O presidente Pedro Castillo tentou dissolver o Congresso, foi por ele destituído e acabou detido quando procurava refúgio na embaixada do México. Há várias semanas que as ruas do país latino-americano são palco de tumultos e mais de 25 pessoas já morreram nas manifestações. Quais as raízes destes golpes e contragolpes?

Ensaio
22 Dezembro 2022

Nem sempre a história precisa de anos para se escrever, às vezes basta uma hora de almoço atribulada. Foi assim na passada quarta-feira, 7 de dezembro, no Peru. Em menos de três horas, o então Presidente Pedro Castillo dissolveu o Congresso peruano, o Congresso destituiu-o, Castillo dirigiu-se à embaixada do México em Lima para pedir refúgio. Acabou preso com a colaboração dos seus guarda-costas. Pouco depois, a vice-presidente, Dina Boluarte, assumiu as rédeas do país. A vasta maioria dos meios de comunicação social peruanos (e internacionais) falou em golpe de Estado, mas, num país em que nem tudo o que parece é, só o tempo e uma análise profunda farão a prova dos factos.

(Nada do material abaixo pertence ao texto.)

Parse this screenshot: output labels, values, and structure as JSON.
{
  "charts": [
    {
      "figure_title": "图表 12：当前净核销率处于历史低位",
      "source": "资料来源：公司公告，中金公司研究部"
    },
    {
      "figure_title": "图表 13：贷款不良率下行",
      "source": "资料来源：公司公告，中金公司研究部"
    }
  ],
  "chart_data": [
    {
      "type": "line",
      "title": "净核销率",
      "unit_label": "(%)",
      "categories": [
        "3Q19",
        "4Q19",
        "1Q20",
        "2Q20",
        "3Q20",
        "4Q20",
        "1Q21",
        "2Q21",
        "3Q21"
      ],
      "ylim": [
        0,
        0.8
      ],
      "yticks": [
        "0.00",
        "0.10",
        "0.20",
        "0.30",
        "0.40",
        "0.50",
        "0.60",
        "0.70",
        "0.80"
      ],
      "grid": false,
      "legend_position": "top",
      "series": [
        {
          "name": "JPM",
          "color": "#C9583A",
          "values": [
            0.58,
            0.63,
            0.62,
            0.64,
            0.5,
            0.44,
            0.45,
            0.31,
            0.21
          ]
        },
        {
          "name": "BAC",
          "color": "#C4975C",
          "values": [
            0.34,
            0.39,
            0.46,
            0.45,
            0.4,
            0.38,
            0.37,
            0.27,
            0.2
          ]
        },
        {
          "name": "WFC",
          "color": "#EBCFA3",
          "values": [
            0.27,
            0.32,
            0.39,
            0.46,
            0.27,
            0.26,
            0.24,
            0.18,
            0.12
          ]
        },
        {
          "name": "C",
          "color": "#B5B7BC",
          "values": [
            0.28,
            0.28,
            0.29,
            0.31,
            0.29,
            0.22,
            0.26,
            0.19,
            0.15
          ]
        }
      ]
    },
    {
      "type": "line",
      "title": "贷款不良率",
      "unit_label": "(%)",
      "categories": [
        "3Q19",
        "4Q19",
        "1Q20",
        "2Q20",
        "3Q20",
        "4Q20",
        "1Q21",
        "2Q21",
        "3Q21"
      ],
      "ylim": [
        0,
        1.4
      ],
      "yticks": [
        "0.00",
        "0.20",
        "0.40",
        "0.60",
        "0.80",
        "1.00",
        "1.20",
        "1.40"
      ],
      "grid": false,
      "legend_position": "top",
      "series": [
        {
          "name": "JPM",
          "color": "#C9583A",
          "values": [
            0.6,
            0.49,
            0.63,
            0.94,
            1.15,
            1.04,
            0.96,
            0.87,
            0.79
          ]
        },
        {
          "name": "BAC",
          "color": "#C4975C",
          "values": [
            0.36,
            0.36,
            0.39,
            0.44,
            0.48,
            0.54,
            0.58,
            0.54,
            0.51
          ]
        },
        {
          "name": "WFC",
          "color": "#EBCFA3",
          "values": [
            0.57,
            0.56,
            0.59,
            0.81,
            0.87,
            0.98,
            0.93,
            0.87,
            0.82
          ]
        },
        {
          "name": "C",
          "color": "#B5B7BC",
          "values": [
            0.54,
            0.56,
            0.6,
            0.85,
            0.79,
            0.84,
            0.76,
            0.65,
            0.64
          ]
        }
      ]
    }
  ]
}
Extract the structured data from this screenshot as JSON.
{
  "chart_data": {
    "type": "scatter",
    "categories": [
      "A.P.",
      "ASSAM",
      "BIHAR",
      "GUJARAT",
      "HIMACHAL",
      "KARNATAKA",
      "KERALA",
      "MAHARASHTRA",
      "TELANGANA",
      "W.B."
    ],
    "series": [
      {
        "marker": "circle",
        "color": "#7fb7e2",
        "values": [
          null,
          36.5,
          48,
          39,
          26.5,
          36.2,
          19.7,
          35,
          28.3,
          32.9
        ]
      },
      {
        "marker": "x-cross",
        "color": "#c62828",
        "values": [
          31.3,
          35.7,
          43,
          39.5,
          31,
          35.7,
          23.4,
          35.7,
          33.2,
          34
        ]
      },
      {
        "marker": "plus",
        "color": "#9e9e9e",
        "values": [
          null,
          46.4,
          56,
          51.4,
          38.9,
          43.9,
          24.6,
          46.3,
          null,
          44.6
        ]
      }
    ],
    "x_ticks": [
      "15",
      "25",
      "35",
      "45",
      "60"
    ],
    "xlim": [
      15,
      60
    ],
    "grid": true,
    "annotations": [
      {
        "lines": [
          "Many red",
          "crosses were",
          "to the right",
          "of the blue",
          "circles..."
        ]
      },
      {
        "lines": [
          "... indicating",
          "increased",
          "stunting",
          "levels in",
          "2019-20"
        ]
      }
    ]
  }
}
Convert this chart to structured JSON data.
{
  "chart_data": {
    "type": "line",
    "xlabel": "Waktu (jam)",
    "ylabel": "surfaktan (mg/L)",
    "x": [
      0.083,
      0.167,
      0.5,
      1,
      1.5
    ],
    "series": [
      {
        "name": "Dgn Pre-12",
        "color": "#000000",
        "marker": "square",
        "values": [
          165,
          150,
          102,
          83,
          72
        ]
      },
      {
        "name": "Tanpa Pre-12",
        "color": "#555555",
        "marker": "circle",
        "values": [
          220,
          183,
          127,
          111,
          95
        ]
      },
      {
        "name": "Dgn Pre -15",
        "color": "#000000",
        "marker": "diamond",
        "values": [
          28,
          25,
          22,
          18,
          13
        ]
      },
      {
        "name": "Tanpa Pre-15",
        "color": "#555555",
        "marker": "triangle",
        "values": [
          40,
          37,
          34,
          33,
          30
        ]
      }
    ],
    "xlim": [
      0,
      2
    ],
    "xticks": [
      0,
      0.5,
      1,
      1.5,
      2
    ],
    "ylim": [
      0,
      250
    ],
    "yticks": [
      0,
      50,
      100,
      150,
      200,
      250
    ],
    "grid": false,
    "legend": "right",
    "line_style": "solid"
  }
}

Ainda que abruptos, a verdade é que os acontecimentos daquela alargada hora de almoço não são coisas de agora, mesmo que haja quem diga que a ingovernabilidade é um fenómeno relativamente recente, dos últimos cinco anos. Há quem aponte para temas de justiça e reconciliação pendentes desde o conflito armado interno e o fim da ditadura Fujimorista na década de 1990; e há até quem se refira à chegada dos espanhóis ao Peru, no século XVI, como o gatilho que espoletou uma história de contradições cuja síntese tarda em ser escrita. As três perspectivas estão certas, mas comecemos pela última.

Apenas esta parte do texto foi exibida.